Operation Sharp Guard
From October 1992, 201 Sqn crews were involved in Operation “Sharp Guard” helping to enforce UN sanctions imposed on the various factions of the civil war in the former Yugoslavia. Nimrods and Maritime Patrol Aircraft from other nations, operating from NAS Sigonella, Sicily, have patrolled the Adriatic Sea identifying and challenging merchant shipping in support of Warships from NATO.
THE FINCASTLE ASW TROPHY
The Fincastle Competition tests the skills of the best maritime crews from the Air Forces of Australia, Canada, New Zealand and the UK. 201 Sqn represented the Royal Air Force at this prestigious event 11 times during a 24 year period, more than any other RAF Squadron, winning the trophy 5 times.
THE GUERNSEY AFFILIATION
As noted above, the affiliation with the Bailiwick of Guernsey was announced in May 1939. It was inaugurated on 26th May 1939 when the Commanding Officer and a crew of No 201 (Flying Boat) Squadron, in a Saro London aircraft, visited St Peter Port, Guernsey. Since then a 201 Squadron Museum has been established at Castle Cornet, St Peter Port, displaying the history of the Squadron. On the 12th September 1994, after 55 years and with the affiliation as strong as ever, the whole squadron paraded in Guernsey where 201 Squadron was given the unique honour of the “Privilege” of Guernsey.

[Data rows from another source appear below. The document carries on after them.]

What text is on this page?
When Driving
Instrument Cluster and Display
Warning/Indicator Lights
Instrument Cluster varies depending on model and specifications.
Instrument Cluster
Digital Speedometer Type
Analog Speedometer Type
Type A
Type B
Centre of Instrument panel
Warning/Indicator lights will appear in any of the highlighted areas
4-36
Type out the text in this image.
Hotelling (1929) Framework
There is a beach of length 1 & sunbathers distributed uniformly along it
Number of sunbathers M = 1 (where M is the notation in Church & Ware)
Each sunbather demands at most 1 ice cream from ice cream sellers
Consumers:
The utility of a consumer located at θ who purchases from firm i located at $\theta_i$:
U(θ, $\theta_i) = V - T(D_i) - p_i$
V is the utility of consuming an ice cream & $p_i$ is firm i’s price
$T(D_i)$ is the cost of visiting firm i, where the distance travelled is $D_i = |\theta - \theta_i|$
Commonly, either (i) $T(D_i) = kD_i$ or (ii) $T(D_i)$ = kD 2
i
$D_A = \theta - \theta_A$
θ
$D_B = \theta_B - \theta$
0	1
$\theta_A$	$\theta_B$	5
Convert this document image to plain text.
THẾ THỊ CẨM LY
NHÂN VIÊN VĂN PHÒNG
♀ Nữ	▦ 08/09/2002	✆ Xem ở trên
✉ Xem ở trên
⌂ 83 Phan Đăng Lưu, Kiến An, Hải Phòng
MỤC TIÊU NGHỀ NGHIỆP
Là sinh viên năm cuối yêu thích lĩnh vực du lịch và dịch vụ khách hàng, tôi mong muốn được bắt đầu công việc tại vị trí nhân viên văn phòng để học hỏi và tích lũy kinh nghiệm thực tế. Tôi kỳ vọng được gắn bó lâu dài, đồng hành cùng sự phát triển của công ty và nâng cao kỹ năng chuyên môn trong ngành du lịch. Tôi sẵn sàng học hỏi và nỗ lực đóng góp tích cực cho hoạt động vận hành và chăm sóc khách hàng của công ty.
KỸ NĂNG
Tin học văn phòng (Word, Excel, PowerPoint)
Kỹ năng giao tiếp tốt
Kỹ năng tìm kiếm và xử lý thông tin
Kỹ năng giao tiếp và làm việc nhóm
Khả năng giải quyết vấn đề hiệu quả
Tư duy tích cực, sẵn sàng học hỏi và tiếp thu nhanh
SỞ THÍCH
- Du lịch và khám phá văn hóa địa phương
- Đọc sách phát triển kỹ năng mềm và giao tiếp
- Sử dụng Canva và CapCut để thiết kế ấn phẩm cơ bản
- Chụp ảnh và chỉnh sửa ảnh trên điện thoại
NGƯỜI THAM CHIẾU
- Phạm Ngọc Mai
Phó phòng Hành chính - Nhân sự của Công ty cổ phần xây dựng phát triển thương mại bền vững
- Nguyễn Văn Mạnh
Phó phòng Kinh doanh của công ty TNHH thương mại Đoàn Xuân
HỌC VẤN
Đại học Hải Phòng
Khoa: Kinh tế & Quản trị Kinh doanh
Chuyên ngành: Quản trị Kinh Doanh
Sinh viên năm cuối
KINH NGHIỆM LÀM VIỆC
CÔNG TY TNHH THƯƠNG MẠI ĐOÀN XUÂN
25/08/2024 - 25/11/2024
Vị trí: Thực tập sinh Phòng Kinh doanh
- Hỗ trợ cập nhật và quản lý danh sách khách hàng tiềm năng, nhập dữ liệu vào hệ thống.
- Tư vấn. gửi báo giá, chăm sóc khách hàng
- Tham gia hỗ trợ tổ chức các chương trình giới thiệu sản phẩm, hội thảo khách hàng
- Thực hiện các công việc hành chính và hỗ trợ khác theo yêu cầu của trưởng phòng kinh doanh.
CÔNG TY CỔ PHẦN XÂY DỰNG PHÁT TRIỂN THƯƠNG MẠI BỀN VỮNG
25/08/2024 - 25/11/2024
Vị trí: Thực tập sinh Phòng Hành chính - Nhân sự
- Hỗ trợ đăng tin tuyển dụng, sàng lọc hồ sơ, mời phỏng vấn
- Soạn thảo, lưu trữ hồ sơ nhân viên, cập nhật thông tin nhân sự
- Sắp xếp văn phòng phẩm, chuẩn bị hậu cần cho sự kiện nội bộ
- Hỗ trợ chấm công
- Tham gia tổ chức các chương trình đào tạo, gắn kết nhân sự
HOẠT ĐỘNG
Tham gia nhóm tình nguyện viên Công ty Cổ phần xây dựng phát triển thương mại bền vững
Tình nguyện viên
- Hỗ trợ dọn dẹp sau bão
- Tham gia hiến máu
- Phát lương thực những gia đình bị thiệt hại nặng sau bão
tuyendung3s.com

It is with pride that No 201 (Flying Boat) Squadron calls itself “Guernsey’s Own” Squadron.
As the Squadron can trace its roots back to 1914, this makes No 201 the oldest maritime squadron in the world. The Squadron has participated in many of the major events of the 20th century and the Squadron Standard is testimony to this. 201’s Battle Honours are:
- Western Front 1915-1918
- Arras, Ypres 1917
- Somme 1918
- Norway 1940
- Atlantic 1941-1945
- Bismark and Normandy 1944
Further honours not on the Standard but to which the Squadron is entitled are: Amiens, Hindenburg Line, Channel and North Sea 1939-1945, Biscay 1941-1945, South Atlantic 1982, and Arabian Gulf 1990-1991.